LE INCONGRUENZE – Sono emerse discrepanze tra quanto ha affermato in aula Impagnatiello e quanto risulta dagli atti delle indagini come le copie forensi del suo telefono o gli esiti dell'autopsia. Questo è quanto risulta da alcune domande per precisazioni poste al barman dal pm Alessia Menegazzo. In particolare, tra le incongruenze evidenziate dall'accusa, una riguarda la vacanza a Ibiza con Giulia, poche settimane prima di ucciderla. Il 31enne ha detto che si sarebbe dimenticato dell'altra ragazza con cui aveva una relazione parallela al punto da non rispondere nemmeno ai messaggi che gli inviava. «È sicuro di quello che ha raccontato? - chiede il pubblico ministero - Perché le copie forensi raccontano altro. In tre giorni troviamo oltre 500 scambi tra foto e messaggi». E lui: «Sì è vero, mi scriveva, mi cercava, io tardavo a risponderle, mi ero distanziato moltissimo da lei». Per esempio «la foto del mare, ma era un rispondere ai dieci, venti messaggi che mi mandava, era una cosa minuscola rispetto al nostro standard». Inoltre dall'esame autoptico, diversamente da quanto ha affermato alla scorsa udienza ossia che quando ha accoltellato Giulia lei era accovacciata davanti a un mobile in sala per cercare un cerotto per via di una piccola ferita, non risulta alcun taglio alla mano: «No, dice lui, si era tagliata a un dito, ma non gravemente», ha replicato al pubblico ministero. Tra le altre incongruenze messe in luce dalla Procura, anche quella in merito a «una discussione pacifica» tra lui e Giulia, poco prima dell'omicidio. Versione data alla scorsa udienza dall'uomo e che stride con le «urla di una donna» sentite da una vicina convocata come teste.

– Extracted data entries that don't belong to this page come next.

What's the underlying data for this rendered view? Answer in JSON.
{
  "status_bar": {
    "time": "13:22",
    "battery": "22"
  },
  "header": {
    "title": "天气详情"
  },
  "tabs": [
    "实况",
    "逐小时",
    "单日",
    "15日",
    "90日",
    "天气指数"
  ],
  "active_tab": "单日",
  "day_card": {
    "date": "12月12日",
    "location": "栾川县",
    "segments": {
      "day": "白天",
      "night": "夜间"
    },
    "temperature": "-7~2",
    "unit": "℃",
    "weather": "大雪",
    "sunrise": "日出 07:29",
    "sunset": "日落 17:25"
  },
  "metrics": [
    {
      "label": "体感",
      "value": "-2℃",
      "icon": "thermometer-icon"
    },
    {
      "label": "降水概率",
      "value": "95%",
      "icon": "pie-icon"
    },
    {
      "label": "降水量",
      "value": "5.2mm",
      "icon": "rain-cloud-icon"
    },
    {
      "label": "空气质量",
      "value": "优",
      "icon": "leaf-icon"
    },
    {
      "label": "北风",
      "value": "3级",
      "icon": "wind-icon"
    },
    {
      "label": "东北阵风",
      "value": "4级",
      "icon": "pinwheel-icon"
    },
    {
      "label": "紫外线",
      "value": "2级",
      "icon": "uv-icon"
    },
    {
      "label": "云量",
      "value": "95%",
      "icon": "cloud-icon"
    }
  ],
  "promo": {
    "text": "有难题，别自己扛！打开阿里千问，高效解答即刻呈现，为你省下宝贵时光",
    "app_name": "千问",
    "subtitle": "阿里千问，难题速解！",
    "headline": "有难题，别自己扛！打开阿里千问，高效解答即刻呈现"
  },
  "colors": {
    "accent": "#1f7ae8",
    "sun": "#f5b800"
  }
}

LE COLTELLATE - «Quando sono venuto a conoscenza in carcere da un servizio in televisione di averle dato 37 coltellate, una cosa che feci automaticamente fu mimare il gesto della mano per 37 volte. Non che ci sia un numero corretto, però è una cifra spaventosa, soffocante», ha detto Impagnatiello, che dopo il fermo disse di avere inferto a Giulia soltanto tre colpi.

LE DICHIARAZIONI - «Vorrei trovare una possibilità di redenzione per cercare di restituire le briciole anche se so che nulla cambierà. In carcere gli educatori mi hanno detto che non posso più tornare indietro ma posso però guardare avanti, sicuramente è facile a dirsi ma difficile a farsi. Io so che non posso tornare indietro, se potessi fare qualsiasi cosa per tornare indietro in questi mesi la farei. Sto ancora tanto lavorando su me stesso. Porto avanti meccanicamente la mia esistenza più che la mia vita. Per me oggi è come se fosse l'udienza scorsa del 27 maggio. Il 27 maggio è una data molto importante, simbolica» ha aggiunto in riferimento al giorno dell'omicidio. «Non so quale sarà il mio futuro, la mia esistenza. So solo che lo scopo della mia vita di oggi, la mia nuova vita è quello di fare qualcosa, qualsiasi cosa» anche se «non mi farà tornare indietro» né riavere «Giulia e il bambino. Farei qualsiasi cosa per risarcire» e ha aggiunto che l'omicidio fa parte di una «unica fetta del mio passato così distanziato da quello che sono stato io. Era come se avessi davanti una persona che aveva il mio nome e il mio corpo».